Two conservative candidates have officially entered the Nashville Mayor’s race.
Neither candidate has ever run for public office and both are self-described outsiders.
Bristol said his top priority would be the transit issue.
“This is the worst idea and the most expensive idea,” said Bristol about the transit referendum. “We’ve got no one running for mayor who is against it.”
Bristol proposed an alternative plan that would center around better bus service and automated vehicles. He also said open government was a priority.
“If I’m elected mayor, you are going to watch the way sausage is made, and you will have a part in making it.”
Bristol said he planned to run a low-budget campaign that would begin with videos featuring his viewpoints on social media. He hoped his message would spread from there.
Swain filed paperwork to run for Mayor on Monday. She said her top priorities would be reducing crime, increasing affordable housing and improving infrastructure.
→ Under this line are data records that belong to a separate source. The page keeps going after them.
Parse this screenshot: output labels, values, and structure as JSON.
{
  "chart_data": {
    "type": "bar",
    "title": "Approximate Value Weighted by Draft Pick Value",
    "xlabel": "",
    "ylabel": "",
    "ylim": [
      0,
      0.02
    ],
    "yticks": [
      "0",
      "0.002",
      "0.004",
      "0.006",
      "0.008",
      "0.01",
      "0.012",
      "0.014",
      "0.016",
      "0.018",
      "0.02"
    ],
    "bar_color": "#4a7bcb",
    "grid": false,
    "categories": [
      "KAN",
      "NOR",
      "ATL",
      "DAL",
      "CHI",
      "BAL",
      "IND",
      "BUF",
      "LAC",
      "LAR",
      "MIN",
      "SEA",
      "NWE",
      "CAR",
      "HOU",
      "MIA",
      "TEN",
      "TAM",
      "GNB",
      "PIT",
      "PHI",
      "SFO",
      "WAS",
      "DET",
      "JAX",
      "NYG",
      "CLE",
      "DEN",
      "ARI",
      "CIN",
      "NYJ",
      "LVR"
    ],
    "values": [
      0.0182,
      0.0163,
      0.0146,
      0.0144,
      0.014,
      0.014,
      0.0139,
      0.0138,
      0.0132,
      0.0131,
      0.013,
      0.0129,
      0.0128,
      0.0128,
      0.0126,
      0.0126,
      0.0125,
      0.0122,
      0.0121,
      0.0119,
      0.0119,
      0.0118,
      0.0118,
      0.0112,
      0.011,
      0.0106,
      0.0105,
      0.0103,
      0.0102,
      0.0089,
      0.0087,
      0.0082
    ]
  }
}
“I personally believe the city is headed in the wrong direction, and voters should be able to choose between two competing visions,” said Swain.
She also opposes the transit plan.
“It does not serve the interest of Nashvillians,” said Swain. “It will not serve traffic woes. It will make it worse.”
NewsChannel5 Political Analyst Pat Nolan said the two conservative candidates may face challenges in the historically blue Davidson County, and they may end up splitting the conservative vote.
“There appeared to be room for at least one conservative in the race,” said Nolan. “I would say those two together would take votes away from each other.”
Candidates have until Thursday to qualify to run.